There was an error in J. Cell Sci. (2009) (doi:10.1242/jcs.038232).
A reader and the authors informed the journal that the left-hand western blots for pY397 and FAK were duplicated in Fig. 7A. The authors provided all the original data for Fig. 7 and explained that the wrong Y397 panel was used during preparation of the figure. The corrected figure is shown here.

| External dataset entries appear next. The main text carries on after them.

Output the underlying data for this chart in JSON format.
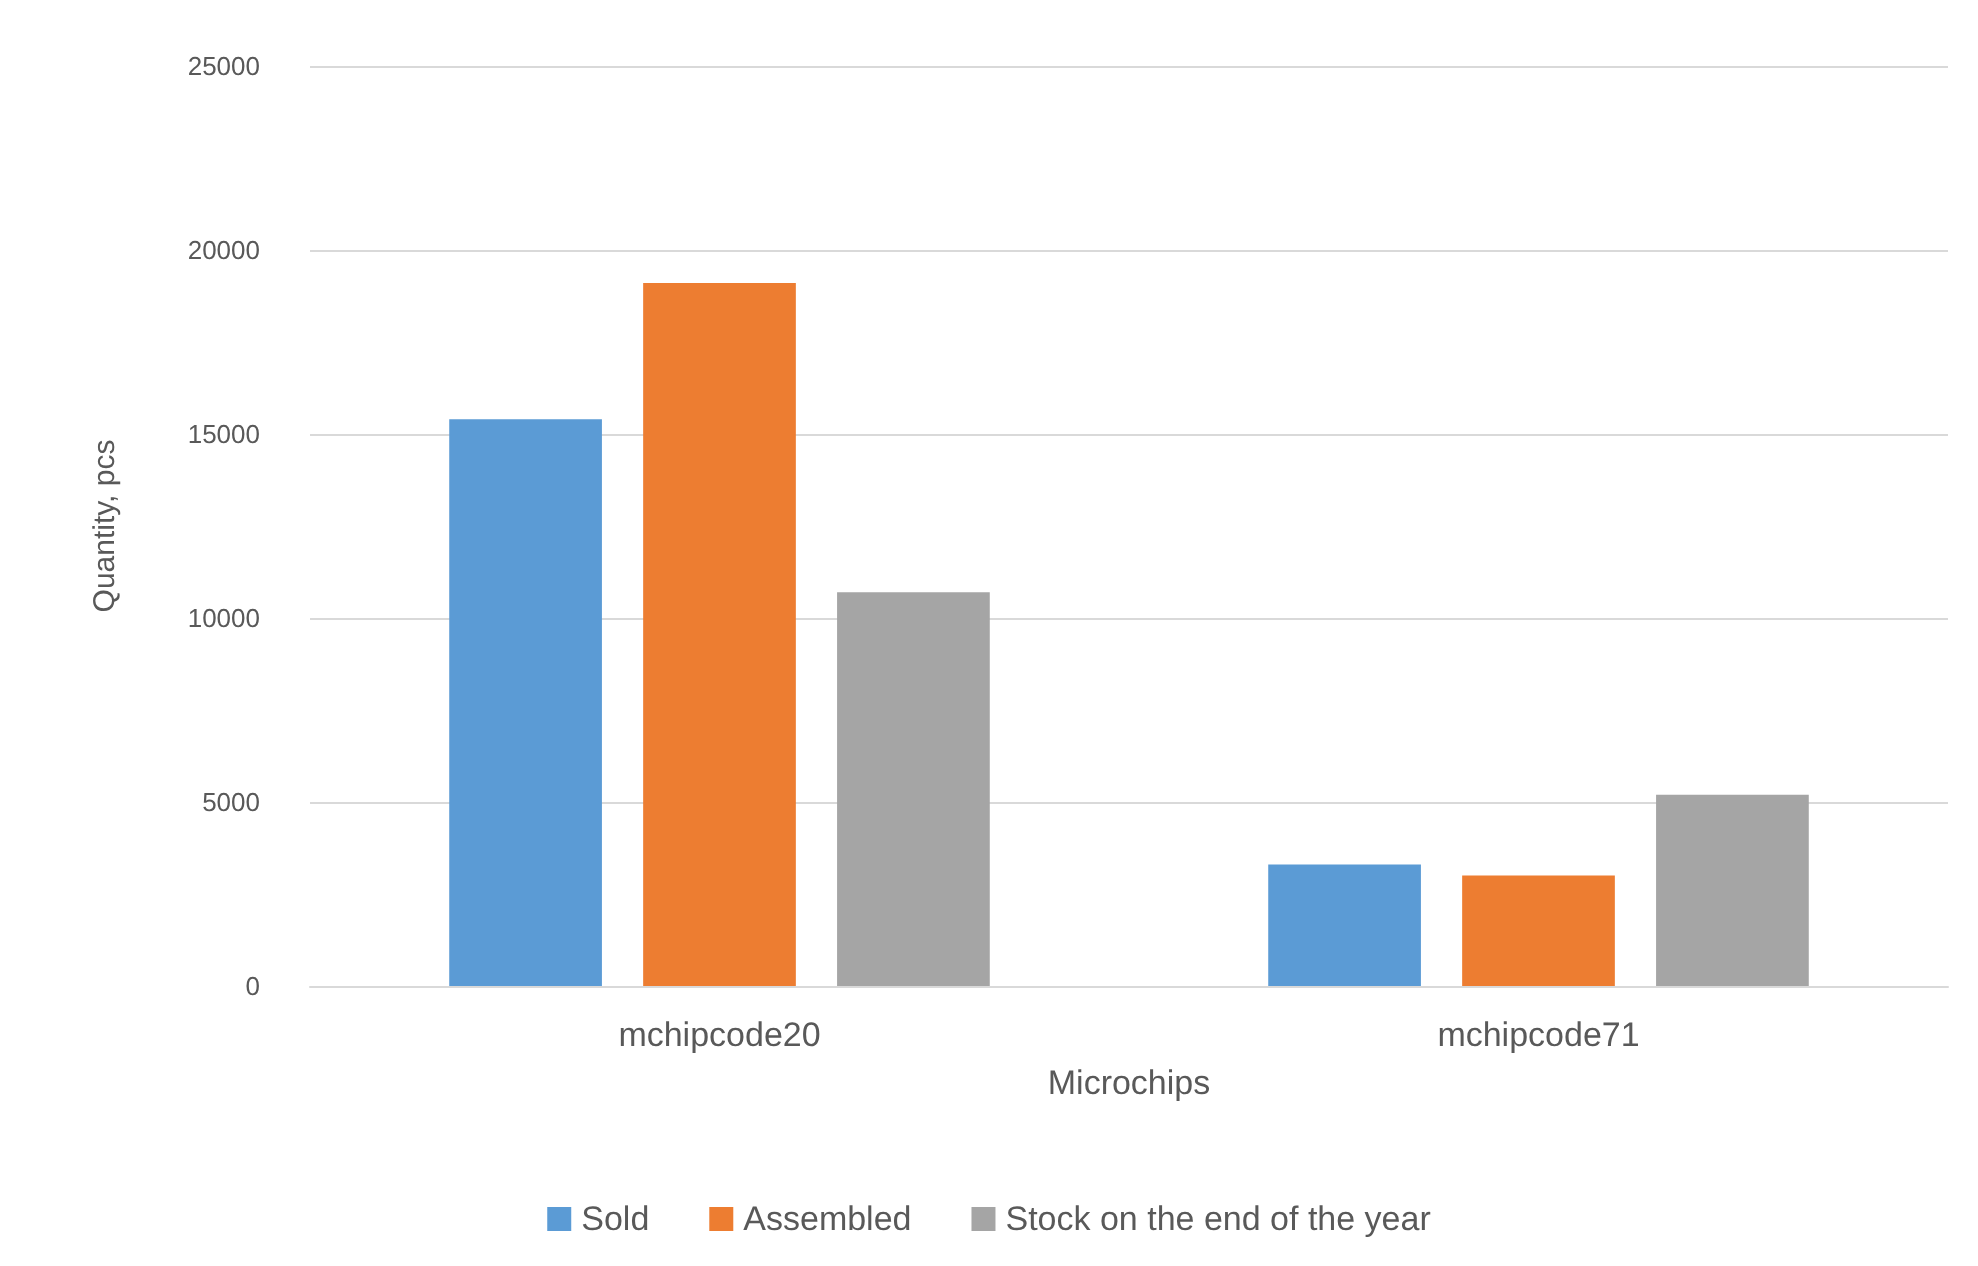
{
  "chart_data": {
    "type": "bar",
    "xlabel": "Microchips",
    "ylabel": "Quantity, pcs",
    "categories": [
      "mchipcode20",
      "mchipcode71"
    ],
    "series": [
      {
        "name": "Sold",
        "color": "#5b9bd5",
        "values": [
          15400,
          3300
        ]
      },
      {
        "name": "Assembled",
        "color": "#ed7d31",
        "values": [
          19100,
          3000
        ]
      },
      {
        "name": "Stock on the end of the year",
        "color": "#a5a5a5",
        "values": [
          10700,
          5200
        ]
      }
    ],
    "ylim": [
      0,
      25000
    ],
    "yticks": [
      0,
      5000,
      10000,
      15000,
      20000,
      25000
    ],
    "grid": "y",
    "legend": "bottom"
  }
}
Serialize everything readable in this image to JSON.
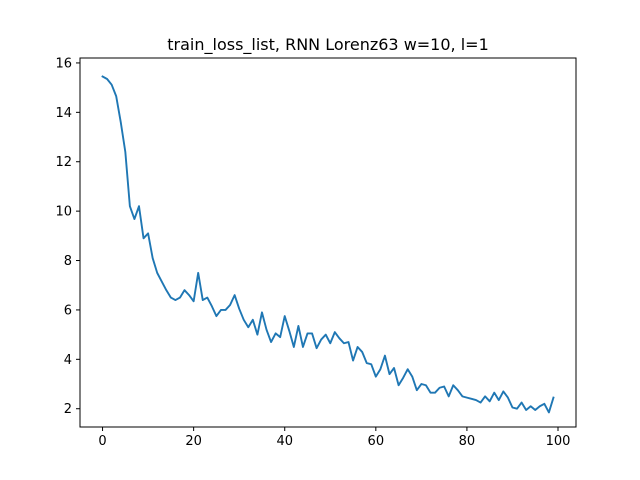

Integrin activation is necessary for the increase in FAK phosphorylation by Sema3A. (A) Hippocampal neurons from mouse embryos were cultured on PO and incubated at 3 d.i.v. with control medium or medium containing Sema3A for 20 minutes. MnCl2 (1 mM) was added together with the medium as indicated. Neurons were lysed and FAK phosphorylation was analysed by western blot (WB) using antibodies specific for FAK phosphorylated at Y397 or Y576/577. An anti-FAK antibody was used to confirm the loading of equivalent amounts of protein. (B) The quantification of FAK phosphorylation is shown as means±s.e.m.; *P<0.001 compared with control medium without MnCl2; n=3.
Integrin activation is necessary for the increase in FAK phosphorylation by Sema3A. (A) Hippocampal neurons from mouse embryos were cultured on PO and incubated at 3 d.i.v. with control medium or medium containing Sema3A for 20 minutes. MnCl2 (1 mM) was added together with the medium as indicated. Neurons were lysed and FAK phosphorylation was analysed by western blot (WB) using antibodies specific for FAK phosphorylated at Y397 or Y576/577. An anti-FAK antibody was used to confirm the loading of equivalent amounts of protein. (B) The quantification of FAK phosphorylation is shown as means±s.e.m.; *P<0.001 compared with control medium without MnCl2; n=3.
The authors apologise to readers for this error, which does not impact the results or conclusions of the paper.